Authors: Bohan Li, Zhihan Li, Haoran Wang, Hanglei Zhang, Yiwei Guo, Hankun Wang, Xie Chen, Kai Yu

Recently, autoregressive (AR) language models have emerged as a dominant approach in speech synthesis, offering expressive generation and scalable training. However, conventional AR speech synthesis models relying on the next-token prediction paradigm often encounter significant challenges when handling long speech sequences. These models often struggle to construct stable frame-to-frame attention, leading to increased latency and degraded synthesis quality, thereby limiting their feasibility for real-time applications. To address these limitations, we introduce a novel dynamic chunk-wise autoregressive synthesis framework, termed DCAR, designed to enhance both efficiency and intelligibility robustness in AR speech generation.

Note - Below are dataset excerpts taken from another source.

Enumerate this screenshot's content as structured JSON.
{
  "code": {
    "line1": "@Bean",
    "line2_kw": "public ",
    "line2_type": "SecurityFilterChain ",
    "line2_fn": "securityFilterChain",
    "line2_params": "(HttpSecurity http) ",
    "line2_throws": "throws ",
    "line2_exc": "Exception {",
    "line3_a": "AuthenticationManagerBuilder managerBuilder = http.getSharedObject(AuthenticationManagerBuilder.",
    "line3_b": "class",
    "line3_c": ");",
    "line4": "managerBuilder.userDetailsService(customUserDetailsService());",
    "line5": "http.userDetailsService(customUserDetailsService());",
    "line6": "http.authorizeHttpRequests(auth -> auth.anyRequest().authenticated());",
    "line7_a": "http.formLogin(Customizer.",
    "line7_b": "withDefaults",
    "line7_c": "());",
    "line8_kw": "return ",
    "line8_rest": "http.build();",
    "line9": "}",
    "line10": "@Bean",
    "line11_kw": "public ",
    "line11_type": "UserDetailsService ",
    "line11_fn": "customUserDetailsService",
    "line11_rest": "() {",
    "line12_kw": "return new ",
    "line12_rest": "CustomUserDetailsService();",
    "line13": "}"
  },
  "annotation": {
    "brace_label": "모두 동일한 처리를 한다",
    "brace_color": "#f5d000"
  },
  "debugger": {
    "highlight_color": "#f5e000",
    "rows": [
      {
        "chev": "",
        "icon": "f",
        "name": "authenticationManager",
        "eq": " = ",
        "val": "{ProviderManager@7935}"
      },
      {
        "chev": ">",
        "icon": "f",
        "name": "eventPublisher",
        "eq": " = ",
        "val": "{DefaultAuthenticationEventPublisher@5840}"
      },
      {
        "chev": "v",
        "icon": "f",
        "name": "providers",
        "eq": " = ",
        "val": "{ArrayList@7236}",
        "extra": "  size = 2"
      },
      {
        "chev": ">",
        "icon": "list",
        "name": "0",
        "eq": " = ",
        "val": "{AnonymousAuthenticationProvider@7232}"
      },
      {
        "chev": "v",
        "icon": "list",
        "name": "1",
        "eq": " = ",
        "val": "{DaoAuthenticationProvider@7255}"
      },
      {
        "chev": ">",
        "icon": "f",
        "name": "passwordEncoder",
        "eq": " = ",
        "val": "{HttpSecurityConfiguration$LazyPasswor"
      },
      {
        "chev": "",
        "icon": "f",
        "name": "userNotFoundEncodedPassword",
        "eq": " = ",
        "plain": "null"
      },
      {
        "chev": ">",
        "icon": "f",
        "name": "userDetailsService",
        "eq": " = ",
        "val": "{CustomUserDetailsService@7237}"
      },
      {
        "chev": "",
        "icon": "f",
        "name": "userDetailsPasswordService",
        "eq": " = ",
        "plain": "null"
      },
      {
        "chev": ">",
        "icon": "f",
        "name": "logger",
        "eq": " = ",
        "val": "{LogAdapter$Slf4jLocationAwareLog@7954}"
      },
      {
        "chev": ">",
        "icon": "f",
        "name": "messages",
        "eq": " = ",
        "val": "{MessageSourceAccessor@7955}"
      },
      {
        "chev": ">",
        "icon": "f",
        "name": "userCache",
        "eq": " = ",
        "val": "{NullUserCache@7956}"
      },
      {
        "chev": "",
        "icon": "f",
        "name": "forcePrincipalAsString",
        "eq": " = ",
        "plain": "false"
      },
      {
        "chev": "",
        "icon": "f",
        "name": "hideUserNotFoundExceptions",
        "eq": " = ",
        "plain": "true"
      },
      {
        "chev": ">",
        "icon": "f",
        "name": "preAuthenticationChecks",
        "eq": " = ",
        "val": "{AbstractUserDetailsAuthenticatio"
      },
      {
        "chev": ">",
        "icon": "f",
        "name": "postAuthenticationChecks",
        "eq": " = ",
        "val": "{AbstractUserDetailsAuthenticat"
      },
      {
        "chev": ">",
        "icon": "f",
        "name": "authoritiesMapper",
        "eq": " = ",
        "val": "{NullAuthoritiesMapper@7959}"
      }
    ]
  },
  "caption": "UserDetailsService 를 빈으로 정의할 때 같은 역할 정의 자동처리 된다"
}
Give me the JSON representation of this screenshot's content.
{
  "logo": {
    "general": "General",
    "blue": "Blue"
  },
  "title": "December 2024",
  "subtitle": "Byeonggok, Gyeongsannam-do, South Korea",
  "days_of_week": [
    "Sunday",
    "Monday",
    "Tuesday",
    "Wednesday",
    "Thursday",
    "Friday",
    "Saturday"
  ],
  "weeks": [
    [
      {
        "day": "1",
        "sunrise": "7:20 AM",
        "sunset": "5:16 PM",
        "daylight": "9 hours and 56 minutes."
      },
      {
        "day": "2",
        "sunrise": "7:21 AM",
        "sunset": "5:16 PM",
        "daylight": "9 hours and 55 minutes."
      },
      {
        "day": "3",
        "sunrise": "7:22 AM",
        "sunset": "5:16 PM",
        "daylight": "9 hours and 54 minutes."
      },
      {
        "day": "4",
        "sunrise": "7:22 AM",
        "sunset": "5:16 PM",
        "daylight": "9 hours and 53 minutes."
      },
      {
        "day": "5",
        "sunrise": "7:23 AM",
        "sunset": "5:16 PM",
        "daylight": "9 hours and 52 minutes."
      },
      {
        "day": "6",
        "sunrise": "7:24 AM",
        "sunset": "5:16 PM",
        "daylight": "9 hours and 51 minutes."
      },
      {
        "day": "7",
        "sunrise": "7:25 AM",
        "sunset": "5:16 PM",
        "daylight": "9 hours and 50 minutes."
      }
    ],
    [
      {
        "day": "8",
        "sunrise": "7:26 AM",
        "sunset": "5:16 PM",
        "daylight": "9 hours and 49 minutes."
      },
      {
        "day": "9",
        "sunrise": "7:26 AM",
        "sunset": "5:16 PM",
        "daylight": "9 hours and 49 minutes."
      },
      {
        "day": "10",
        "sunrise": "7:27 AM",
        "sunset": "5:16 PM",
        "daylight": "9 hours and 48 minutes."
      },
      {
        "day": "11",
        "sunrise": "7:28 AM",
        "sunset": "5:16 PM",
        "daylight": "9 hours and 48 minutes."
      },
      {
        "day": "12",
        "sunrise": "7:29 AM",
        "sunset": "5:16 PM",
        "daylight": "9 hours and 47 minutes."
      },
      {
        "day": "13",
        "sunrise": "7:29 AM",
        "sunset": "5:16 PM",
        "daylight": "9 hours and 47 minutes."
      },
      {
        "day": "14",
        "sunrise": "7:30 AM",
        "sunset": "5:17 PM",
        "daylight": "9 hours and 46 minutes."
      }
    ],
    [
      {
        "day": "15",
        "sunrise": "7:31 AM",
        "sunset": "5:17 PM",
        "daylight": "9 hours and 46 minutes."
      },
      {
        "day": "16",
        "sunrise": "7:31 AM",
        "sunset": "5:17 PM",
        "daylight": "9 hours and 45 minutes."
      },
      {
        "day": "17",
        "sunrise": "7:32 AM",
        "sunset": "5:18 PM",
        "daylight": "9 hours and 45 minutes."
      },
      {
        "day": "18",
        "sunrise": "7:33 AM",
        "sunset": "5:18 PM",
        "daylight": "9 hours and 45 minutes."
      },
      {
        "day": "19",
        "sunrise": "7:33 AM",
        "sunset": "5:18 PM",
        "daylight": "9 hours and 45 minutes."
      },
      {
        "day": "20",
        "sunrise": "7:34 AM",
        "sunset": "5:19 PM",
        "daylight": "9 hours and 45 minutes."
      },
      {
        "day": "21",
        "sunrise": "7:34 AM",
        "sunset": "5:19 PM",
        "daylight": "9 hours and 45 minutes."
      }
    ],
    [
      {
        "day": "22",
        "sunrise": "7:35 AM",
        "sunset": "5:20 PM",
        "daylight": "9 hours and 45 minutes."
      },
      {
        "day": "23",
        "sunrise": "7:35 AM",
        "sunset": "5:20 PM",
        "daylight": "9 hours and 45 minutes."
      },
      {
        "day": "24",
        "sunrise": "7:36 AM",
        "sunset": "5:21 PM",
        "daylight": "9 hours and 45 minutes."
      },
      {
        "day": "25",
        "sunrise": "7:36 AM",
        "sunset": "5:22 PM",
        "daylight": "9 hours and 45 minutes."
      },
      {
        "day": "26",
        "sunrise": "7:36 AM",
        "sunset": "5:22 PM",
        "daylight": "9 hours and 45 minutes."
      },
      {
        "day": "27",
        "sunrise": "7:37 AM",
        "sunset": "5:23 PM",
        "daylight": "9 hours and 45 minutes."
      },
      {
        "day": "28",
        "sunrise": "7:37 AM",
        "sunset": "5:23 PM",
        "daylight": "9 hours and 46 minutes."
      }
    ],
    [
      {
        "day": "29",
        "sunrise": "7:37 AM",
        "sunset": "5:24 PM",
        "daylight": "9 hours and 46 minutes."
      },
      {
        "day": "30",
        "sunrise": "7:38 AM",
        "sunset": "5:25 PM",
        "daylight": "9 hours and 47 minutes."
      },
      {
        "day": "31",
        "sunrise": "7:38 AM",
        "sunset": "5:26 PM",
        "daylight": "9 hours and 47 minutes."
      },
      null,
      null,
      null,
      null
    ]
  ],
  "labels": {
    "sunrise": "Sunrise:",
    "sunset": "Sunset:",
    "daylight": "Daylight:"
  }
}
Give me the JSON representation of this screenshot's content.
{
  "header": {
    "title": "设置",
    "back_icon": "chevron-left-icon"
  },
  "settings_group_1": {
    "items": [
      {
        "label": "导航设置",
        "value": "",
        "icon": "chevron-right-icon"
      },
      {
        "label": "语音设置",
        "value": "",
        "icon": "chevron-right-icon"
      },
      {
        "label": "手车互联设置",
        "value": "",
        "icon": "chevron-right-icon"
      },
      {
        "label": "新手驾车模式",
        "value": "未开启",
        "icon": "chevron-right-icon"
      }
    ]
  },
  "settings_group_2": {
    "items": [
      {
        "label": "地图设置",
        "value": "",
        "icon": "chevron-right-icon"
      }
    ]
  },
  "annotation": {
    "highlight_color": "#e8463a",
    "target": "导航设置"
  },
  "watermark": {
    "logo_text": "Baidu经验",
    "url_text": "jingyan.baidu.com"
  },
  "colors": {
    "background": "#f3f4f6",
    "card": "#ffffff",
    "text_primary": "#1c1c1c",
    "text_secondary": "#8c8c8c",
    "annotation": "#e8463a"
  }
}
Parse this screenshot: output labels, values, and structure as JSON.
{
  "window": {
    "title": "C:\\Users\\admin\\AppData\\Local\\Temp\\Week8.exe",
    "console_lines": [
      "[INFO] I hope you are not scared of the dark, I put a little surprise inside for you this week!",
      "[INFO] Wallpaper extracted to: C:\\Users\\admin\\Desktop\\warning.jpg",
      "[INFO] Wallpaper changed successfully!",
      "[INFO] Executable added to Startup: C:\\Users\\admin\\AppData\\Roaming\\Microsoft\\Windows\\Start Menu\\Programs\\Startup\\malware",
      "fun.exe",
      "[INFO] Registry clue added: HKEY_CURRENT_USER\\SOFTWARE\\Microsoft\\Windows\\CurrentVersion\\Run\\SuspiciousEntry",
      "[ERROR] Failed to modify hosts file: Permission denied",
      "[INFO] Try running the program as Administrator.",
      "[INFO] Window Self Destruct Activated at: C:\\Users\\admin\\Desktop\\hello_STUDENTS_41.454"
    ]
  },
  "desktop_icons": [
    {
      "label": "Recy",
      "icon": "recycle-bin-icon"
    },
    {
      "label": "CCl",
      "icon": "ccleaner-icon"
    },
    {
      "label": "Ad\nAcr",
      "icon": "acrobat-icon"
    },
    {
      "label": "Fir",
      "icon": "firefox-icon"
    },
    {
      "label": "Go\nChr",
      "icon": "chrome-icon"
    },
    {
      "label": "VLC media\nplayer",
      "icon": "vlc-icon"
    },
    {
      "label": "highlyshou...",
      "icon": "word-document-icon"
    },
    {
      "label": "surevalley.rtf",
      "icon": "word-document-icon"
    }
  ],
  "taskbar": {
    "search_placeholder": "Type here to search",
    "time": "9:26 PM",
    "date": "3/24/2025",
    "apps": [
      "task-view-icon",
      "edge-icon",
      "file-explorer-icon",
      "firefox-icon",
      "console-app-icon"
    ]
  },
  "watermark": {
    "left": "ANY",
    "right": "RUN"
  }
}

DCAR introduces a chunk-to-frame attention mechanism through training with multi-token prediction, enabling dynamic chunk prediction in variable speech contexts using a lightweight module trained on-policy. DCAR dynamically adjusts the token prediction span, significantly reducing the sequence length dependency while obtaining high synthesis quality. Comprehensive empirical evaluations demonstrate that DCAR substantially outperforms traditional next-token prediction models, achieving up to 72.27% intelligibility improvement and 2.61x inference speedup simultaneously on the test set. Furthermore, we conduct comprehensive analysis to support it as a versatile foundation for next-generation speech synthesis systems.

Subjects: Sound , Computation and Language , Audio and Speech Processing

Publish: 2025-06-27 08:45:21 UTC